Answers below the fold.
Quote 1: Democrat Congresswoman Ayanna Pressley, on MSNBC, August 15, 2020 — a time when violent riots were occurring around the country,.
Quote 2: Trump at the January 6 speech.
Quote 3: Congresswoman Alexandria Ocasio-Cortez during a July 2020 radio interview with New York’s Hot 97 radio station.
Quote 4: Trump at the January 6 speech.
Quote 5: Trump at the January 6 speech.
Quote 6: Incoming Vice President Kamala Harris on Stephen Colbert show, August 28, 2020.
Quote 7: Trump at the January 6 speech.
Quote 8: House Speaker Nancy Pelosi during a 2018 interview, discussing the issue of family separation at the southern border.
Quote 9: Trump at the January 6 speech.
Quote 10: Ex-NFL quarterback Colin Kaepernick in a tweet on May 28, 2020. A few days later (June 3) Twitter’s Jack Dorsey announced that he was giving Kaepernick $3 million.

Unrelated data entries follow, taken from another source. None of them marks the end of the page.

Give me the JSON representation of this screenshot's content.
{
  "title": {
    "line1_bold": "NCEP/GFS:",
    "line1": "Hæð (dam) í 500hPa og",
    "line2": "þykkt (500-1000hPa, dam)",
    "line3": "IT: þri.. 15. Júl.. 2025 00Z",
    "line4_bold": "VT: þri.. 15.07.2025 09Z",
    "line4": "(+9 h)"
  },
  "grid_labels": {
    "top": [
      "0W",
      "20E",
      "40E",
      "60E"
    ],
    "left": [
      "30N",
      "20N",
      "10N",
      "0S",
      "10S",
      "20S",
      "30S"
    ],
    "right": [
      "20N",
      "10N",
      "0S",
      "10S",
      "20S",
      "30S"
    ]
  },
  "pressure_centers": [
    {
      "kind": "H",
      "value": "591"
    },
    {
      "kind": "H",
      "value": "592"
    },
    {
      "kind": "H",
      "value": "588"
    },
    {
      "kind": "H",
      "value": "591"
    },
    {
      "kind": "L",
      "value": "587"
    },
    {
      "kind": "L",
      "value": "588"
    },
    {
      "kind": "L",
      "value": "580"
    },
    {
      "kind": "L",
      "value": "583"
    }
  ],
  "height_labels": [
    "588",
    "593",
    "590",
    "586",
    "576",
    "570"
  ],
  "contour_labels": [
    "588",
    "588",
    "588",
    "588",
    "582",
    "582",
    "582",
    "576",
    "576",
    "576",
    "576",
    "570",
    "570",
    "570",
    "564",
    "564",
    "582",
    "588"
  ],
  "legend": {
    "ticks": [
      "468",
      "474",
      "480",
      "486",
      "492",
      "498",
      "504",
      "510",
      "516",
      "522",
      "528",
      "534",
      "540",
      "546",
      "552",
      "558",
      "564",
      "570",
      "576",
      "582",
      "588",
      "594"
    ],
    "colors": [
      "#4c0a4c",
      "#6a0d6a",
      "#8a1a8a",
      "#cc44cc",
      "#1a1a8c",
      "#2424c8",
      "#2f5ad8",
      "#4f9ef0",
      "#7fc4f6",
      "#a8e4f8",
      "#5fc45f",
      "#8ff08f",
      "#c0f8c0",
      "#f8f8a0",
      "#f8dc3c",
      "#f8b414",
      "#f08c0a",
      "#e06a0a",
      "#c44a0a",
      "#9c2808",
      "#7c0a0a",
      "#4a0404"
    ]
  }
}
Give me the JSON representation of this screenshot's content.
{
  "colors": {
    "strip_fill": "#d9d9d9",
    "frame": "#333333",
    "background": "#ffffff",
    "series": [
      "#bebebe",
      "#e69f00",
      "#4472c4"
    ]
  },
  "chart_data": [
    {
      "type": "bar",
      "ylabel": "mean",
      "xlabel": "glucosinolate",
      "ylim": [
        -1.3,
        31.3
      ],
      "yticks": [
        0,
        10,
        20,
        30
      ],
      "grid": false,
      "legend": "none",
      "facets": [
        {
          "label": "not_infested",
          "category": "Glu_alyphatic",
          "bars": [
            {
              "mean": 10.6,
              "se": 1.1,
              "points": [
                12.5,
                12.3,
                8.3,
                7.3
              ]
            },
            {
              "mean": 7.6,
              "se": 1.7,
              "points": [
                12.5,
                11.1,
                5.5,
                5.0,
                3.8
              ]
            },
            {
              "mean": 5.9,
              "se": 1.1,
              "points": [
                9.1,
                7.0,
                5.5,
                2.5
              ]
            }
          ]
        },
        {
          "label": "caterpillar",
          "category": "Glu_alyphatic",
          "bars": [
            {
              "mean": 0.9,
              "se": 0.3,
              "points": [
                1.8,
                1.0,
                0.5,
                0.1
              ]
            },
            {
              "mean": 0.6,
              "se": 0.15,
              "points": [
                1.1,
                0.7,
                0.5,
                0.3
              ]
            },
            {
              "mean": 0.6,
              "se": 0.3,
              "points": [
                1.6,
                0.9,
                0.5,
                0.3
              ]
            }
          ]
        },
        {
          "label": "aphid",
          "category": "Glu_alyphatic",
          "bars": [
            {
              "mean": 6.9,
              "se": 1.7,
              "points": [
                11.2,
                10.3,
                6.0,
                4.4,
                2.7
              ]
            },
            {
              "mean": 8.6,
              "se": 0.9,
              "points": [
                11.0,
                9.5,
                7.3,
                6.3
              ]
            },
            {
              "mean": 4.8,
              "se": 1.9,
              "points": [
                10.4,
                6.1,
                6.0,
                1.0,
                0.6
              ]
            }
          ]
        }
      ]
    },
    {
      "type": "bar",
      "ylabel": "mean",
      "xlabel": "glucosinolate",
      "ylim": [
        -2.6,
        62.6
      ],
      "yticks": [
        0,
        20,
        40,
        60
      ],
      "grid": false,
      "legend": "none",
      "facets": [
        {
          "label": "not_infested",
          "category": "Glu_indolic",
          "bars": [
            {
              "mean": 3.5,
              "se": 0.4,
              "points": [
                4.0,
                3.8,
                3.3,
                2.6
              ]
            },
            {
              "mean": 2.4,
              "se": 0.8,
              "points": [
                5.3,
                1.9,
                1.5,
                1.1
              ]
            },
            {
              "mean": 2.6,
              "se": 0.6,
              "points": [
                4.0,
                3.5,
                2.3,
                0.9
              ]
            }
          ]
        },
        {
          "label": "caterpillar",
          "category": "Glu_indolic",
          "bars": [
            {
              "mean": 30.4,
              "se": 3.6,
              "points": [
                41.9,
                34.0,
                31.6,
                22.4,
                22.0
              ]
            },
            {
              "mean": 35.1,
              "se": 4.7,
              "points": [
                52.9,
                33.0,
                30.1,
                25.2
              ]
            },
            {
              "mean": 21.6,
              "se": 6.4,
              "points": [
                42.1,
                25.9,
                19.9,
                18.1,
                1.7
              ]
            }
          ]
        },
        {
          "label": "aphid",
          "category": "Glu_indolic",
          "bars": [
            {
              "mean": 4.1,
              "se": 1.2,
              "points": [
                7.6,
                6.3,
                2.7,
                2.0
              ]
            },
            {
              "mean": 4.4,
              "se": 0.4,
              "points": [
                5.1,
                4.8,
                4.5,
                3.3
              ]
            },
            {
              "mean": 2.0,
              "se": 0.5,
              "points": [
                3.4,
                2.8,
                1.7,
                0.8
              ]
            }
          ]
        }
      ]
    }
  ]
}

Quote 11: Trump at the January 6 speech.
Do Trump’s statements really appear to be more of an “incitement to violence” than the statements of Pressley, Ocasio-Cortez, Pelosi and Harris? Not from anything I can find in the words. You just have to understand that there is good mob violence and bad mob violence. It all depends whether the rioters on on our side.
UPDATE, January 11: I thought I might do readers a favor and read all the way through that NYT article with the headline “Trump Incites Mob,” to see if they ever quote any words that constitute the supposed “incitement.”In the whole very long article, the entirety of direct quotation from Trump’s pre-riot speech is found in this one paragraph:
“‘We will never concede,’ he told a group of thousands gathered near the White House, inveighing against members of his own party preparing to finalize his loss as ‘weak Republicans’ whose leadership had gone ‘down the tubes.’ He then repeatedly told them to march to the Capitol where the vote tallying was about to get underway. The violence began a little more than two hours later.”
In other words, they couldn’t find anything that remotely constituted “incitement,” but they ran with that gigantic headline anyway. Shameful."